When Ken Clark suggested that a hung Parliament may prevent a robust fiscal plan being agreed post election (which may force the UK into a scenario where we may need to go to the International Monetary Fund), he was roundly attacked by the other main political parties. But was he right?
The issue of debt
Simply, when you borrow more money than you can afford to repay, your credibility may be questioned. If you went to your bank and asked to borrow some money, your Bank Manager may well agree to lend an amount to you - but will normally do so at a higher rate of interest than you would earn on savings (this is the bank's profit for risking to lend you the money). After a period of time, the Bank Manager will want to see you pay the money back. If you can’t do that today, they would probably invite you into the bank to give you an opportunity to explain how you will do so in the future (this is like the fiscal plan that the international finance markets are looking for immediately after the election). If the bank manager is not happy with your plan, he may well suggest that you should do more to repay your loan or even raise the amount of interest you should pay for the loan as a recognition of the increased risk the bank is taking. This raising of interest rates is the equivalent of the rating agency downgrading the credit rating that they set to indicate to investors how safe their investment is in your country.

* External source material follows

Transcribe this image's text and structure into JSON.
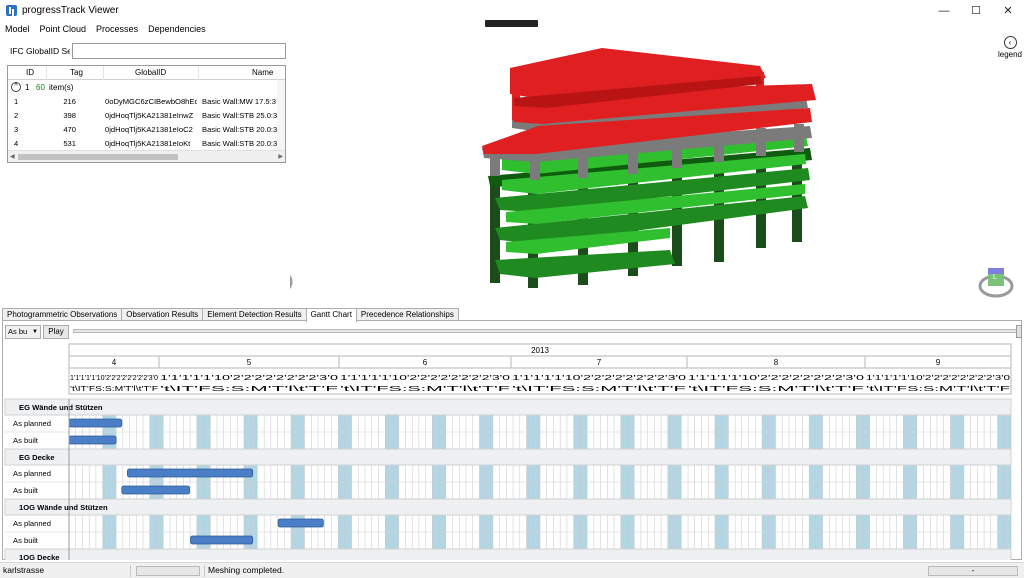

So what if the UK’s credit rating is downgraded?
The problem would be that the cost of the money we have already borrowed will go up significantly, making the measures required to balance the books even more severe!
So could the fear of contagion spread to the UK?
The international financial markets are concerned at levels of debt, not the individual currency. At first glance, the UK and Greece have very similar debt levels, yet the economies are very different. The UK has greater capacity to repay the debt, but this depends on whether the international financial institutions agree with this view!